Except that the Democrats have three potential stumbling blocks: Their internal fighting over presidential primaries that could alienate voters in some key states, such as Florida and Michigan; the prospect of nominating a candidate who cannot win, as has happened before; and a backlash in favor of a relatively “safe” Republican presidential candidate by voters who, given recent history, just don’t want one party running everything.
That analysis may prove to be correct come November of next year.
Forget the political situation now. People won’t start seriously paying attention to politics for a year. Anything can change in a year. In 2004, President Bush had just creamed John Kerry. The next year, President Bush couldn’t get elected dog-catcher after bungling just about every major political issue. Politics is always fluid.
Are the Democrats better positioned right now? It’s a virtual certainty. The Republicans are poised to lose seats in the Senate if the election were this year. The House could see more GOP losses. As Bob Novak has been reporting, the GOP’s mood is anything but sunny.
However, a year in politics might as well be an eternity.
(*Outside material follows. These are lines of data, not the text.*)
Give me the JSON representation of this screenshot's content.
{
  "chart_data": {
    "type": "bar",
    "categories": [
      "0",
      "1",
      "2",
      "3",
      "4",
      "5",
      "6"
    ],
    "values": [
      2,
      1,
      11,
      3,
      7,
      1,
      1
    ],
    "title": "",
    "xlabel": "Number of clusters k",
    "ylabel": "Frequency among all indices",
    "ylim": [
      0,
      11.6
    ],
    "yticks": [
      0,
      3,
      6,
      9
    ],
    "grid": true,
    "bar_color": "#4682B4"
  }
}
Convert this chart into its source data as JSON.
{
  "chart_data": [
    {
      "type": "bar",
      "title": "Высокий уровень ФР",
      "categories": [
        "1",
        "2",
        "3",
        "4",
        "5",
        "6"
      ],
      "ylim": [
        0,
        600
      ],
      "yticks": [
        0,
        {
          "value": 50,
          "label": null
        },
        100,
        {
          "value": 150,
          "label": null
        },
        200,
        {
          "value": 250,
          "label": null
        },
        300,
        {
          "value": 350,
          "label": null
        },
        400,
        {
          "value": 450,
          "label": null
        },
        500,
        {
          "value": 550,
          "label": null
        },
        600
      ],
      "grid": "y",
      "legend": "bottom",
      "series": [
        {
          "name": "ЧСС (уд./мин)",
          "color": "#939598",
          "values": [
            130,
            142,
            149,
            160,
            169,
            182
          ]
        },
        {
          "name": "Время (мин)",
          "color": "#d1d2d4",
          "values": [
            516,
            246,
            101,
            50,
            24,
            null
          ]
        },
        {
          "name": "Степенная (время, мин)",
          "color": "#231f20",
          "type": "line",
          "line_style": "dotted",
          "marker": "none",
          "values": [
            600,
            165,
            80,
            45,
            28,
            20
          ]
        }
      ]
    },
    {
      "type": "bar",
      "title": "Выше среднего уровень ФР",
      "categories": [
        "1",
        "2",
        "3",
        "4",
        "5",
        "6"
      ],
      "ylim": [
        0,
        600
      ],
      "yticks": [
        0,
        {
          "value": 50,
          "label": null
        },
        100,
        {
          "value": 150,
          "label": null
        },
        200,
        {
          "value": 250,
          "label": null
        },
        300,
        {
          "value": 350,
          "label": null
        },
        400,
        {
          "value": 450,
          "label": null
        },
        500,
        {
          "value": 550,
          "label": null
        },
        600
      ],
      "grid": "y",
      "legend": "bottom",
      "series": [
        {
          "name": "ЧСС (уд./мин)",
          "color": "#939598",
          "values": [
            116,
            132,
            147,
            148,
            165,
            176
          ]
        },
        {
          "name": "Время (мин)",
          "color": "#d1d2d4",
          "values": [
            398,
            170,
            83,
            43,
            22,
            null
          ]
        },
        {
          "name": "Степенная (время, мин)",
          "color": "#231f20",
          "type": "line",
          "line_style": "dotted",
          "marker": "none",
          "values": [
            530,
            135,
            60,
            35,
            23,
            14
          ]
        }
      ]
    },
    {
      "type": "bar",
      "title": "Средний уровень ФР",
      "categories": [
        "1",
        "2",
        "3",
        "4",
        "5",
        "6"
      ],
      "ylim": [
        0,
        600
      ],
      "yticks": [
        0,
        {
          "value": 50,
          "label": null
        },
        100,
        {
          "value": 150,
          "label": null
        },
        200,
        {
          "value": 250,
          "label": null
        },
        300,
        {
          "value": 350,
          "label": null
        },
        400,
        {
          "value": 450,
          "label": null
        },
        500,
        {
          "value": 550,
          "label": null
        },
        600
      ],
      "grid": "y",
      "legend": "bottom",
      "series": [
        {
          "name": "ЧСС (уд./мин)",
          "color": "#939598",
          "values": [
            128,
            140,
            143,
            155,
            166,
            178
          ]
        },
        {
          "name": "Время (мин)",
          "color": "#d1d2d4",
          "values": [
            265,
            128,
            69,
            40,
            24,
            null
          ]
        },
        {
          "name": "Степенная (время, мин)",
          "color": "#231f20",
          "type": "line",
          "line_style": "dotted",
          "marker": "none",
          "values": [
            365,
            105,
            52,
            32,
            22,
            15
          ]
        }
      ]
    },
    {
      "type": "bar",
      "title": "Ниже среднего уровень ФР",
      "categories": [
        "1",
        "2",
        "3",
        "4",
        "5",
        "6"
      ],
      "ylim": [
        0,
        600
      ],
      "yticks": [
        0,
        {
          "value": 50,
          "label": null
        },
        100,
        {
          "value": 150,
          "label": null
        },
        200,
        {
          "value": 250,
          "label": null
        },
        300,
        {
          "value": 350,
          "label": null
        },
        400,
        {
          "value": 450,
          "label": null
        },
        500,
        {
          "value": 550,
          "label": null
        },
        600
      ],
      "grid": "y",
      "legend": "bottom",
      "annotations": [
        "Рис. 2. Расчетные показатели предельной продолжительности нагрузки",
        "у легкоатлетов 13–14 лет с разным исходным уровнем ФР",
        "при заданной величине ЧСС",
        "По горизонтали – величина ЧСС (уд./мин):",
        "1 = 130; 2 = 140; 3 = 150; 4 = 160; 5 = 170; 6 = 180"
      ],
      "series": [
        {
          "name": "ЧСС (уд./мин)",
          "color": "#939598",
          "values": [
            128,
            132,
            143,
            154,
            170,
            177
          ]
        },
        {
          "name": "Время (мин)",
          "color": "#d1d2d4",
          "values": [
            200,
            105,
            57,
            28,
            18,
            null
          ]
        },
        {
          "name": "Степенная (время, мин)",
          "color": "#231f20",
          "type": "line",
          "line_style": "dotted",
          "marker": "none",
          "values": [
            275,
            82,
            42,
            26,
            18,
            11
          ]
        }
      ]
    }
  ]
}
The Democrats have an astonishing ability to snatch defeat from the jaws of victory. The approval ratings for Congress remain at the same lows that swept the GOP out of power. The likeliest Democratic nominee is Hillary Clinton, whose commanding leads in the polls put her in unquestioned front-runner status. Yet even the Democrats have their doubts about Hillary. The Catch-22 they face is that the other candidates aren’t any better — Barack Obama has personality, strong oratory, and almost no experience. John Edwards is as much of a phony as John Edward and his “Two Americas” schtick doesn’t work when it’s quite clear he lives in the America with the palatial mansions. The rest of the field has no chance — Joe Biden and Bill Richardson at least have some policy credentials, but no traction in the polls. Could Hillary lose the nomination? Certainly. Does it ultimately help the Democrats? Not so much.
The Democrats are playing to the base, but that doesn’t win elections. On the other hand, the Republicans have a problem with their base, but they’re fielding candidates who could actually capture the center. Rudy Giuliani is about as well positioned as a candidate could be. He’s moderate on social issues, has the leadership skills that Bush has been lacking, and is an anti-corruption candidate in a time when government corruption is the #1 issue. The same can be said of Fred Thompson. Even the second-tier candidates have appeal: John McCain’s anti-pork stance has resonance. Mitt Romney knows how to work a room and has strong executive credentials. The GOP field hasn’t set the base on fire, but has a much better chance of gaining traction with the general electorate than the Democrats.
It could be quite possible that a new crop of strong GOP candidates emerge in the House and Senate and get the aid of a strong GOP candidate’s coattails. It could be that the GOP finally gets its act together and realizes that if they run on a campaign of cutting government waste, fighting corruption, and strong national defense, 2008 can be a much better election for the Republicans than they realize. The Democrats are already doing whatever they can to squander their advantage.
The Democrats shouldn’t be counting their chickens before they hatch, nor should the Republicans give in to despair. A year is a long time in politics, and anything can change. 2008 could be a Democratic sweep, but that is not assured — the Republicans can rediscover their principles and start making a strong stand for their values. The Democrats are running against a man who will not be running for office again, and their message is relentlessly negative. The GOP can win — indeed, they should win. The real question is whether the GOP will stand and fight. If they do, the dynamics of the 2008 race could be very different from where they stand now.